As it turned out, the couple went from Lexington to Bloomington, Minn.; to South Bend, Ind.; and Columbia, S.C., before landing back in Kentucky.
All the while, she was trying to continue her graduate work and collect information for a dissertation. She ultimately earned a doctorate.
"For all the glamour that comes with being a head coach's wife in the SEC, there are a lot of years that were less than that," she said.
You "kind of make a life for yourself," she said.
Having been around college football for more than 20 years, she has many role models for being a coach's wife. They are as varied as the women themselves. In particular, she said, she was inspired by Carolyn Curry, wife of former Kentucky head coach Bill Curry, who earned her doctorate while her husband worked his way through the coaching ranks.
She also said that she finds comfort in knowing that Karen Brooks is always available for advice. One important tip from Brooks: Don't listen to talk radio or read the newspapers after a loss.
Of the first move, to Minnesota, Phillips said, "I just honestly didn't know how I was going to handle it."
But she did move north, and she took up cross-country skiing. And she found a way to adjust as they moved from place to place, eventually becoming entranced with yoga, which became the final subject of her dissertation.
When it came time to move again, she said, somehow she was always ready. Still, coming back to Kentucky was coming home for the graduate of Henry Clay High School. And it gave her an opportunity to set down career roots in a way she hadn't done before.
"I can't see myself teaching anything other than college," said Phillips, who is in the kinesiology department. "I just love interacting with young people."
Her husband has managed to come speak to her classes each year. "He tries to talk them out of coaching," she said.
Still, she calls the day in 2008, when Joker Phillips was named coach in waiting, "one of the most emotional days of my life."
She was a lifelong UK fan — she especially enjoyed going to games with her father and grandfather — and her husband had just received the job he had dreamed about for decades.
"It was so surreal for him to be coaching at his alma mater," she said.
They were supposed to go out to celebrate, but Joker had to take to the road immediately for a recruiting trip.
"Our lifestyle is so busy, we haven't had time to celebrate," she said.
Karen Brooks said that's not likely to change. One big difference between being the wife of an assistant coach and the wife of the head coach is how much time the job consumes. Leslie Phillips, though, might be in a better position to handle it than some wives because of her career, Karen Brooks said.

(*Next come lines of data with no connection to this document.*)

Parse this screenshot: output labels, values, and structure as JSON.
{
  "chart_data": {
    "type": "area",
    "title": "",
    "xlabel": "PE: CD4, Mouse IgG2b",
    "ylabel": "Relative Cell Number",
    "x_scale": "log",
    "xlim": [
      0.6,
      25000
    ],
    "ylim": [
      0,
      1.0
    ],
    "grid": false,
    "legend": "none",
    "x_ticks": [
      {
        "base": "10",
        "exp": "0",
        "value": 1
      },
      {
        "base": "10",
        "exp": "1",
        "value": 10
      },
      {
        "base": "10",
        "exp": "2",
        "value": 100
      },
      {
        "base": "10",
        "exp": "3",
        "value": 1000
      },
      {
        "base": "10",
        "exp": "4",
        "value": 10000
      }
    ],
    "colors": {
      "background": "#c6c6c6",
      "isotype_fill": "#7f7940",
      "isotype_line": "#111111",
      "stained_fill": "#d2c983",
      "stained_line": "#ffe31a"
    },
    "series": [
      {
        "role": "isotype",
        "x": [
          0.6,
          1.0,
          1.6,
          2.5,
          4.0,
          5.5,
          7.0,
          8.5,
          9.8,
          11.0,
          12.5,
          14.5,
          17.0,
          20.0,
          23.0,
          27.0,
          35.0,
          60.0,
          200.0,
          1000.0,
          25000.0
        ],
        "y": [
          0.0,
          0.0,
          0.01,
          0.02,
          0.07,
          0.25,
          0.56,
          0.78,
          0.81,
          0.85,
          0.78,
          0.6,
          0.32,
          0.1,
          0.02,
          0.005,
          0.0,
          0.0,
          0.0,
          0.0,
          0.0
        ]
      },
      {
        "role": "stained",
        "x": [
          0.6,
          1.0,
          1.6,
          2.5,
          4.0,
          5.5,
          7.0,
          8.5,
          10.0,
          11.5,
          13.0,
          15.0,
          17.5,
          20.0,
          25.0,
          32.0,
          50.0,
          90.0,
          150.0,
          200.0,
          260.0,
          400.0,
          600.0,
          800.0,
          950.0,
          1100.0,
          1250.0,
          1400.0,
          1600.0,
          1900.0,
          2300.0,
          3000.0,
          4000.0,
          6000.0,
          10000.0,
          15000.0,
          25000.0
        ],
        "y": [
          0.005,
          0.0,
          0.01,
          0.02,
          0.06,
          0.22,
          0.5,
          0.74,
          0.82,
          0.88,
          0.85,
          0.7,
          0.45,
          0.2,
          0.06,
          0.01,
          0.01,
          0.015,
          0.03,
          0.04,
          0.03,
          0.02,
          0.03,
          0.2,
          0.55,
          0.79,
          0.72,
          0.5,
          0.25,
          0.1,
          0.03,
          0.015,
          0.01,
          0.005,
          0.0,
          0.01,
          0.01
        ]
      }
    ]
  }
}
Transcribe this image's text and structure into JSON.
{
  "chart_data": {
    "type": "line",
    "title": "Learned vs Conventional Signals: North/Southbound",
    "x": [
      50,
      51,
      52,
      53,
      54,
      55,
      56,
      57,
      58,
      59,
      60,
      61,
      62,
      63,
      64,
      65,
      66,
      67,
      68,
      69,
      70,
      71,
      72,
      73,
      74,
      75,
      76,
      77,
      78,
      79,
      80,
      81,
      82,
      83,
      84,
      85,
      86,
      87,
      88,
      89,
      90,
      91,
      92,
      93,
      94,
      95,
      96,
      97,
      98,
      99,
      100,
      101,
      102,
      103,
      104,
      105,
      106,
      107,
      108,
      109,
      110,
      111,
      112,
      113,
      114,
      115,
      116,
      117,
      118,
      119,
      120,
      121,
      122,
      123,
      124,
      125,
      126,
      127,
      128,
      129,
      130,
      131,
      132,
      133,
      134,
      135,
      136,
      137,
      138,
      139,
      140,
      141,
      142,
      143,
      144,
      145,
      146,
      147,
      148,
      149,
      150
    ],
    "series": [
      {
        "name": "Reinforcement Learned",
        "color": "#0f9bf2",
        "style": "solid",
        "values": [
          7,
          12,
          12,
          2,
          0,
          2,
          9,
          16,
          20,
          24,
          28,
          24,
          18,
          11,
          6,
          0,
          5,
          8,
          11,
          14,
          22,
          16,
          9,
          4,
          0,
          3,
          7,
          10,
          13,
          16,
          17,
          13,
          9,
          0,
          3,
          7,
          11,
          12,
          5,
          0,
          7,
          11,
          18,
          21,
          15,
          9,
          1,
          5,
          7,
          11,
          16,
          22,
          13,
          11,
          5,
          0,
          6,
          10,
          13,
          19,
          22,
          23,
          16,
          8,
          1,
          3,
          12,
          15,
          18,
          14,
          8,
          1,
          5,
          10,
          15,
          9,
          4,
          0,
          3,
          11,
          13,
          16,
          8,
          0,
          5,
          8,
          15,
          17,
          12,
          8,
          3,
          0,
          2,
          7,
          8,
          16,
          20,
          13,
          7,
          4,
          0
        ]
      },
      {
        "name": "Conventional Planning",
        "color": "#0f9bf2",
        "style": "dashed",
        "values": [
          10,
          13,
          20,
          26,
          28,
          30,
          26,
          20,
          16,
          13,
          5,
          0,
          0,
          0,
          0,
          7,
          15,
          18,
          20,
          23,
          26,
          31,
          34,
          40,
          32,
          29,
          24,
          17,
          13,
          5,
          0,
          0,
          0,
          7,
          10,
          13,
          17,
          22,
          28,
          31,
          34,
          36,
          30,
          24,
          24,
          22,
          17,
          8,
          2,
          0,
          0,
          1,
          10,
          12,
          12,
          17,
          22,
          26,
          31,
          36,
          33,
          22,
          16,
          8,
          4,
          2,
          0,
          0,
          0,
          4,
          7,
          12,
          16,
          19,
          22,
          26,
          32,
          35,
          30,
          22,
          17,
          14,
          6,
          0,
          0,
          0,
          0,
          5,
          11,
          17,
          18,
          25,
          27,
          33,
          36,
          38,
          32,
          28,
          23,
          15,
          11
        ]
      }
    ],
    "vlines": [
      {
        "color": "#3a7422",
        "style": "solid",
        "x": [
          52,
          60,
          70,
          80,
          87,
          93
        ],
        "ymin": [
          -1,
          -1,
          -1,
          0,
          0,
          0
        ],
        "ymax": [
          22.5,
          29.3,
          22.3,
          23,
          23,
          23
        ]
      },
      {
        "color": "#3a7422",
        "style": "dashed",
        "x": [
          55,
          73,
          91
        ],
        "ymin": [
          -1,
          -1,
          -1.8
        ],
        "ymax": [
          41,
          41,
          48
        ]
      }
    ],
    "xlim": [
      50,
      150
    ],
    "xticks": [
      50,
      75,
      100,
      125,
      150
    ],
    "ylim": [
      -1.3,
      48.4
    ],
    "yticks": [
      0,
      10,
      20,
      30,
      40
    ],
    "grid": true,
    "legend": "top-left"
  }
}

Still, it's a high-wire, high-profile juggling act. The Phillipses make it a priority to work out together several days a week. When Joker Phillips is not on the road or in the office, they share workday tales like any couple. One perk of being the head coach's wife is a spot on the team plane for away games, which has her traveling more this year while keeping up with her classes and taking care of home.
All in all, she is happily, busily covered over.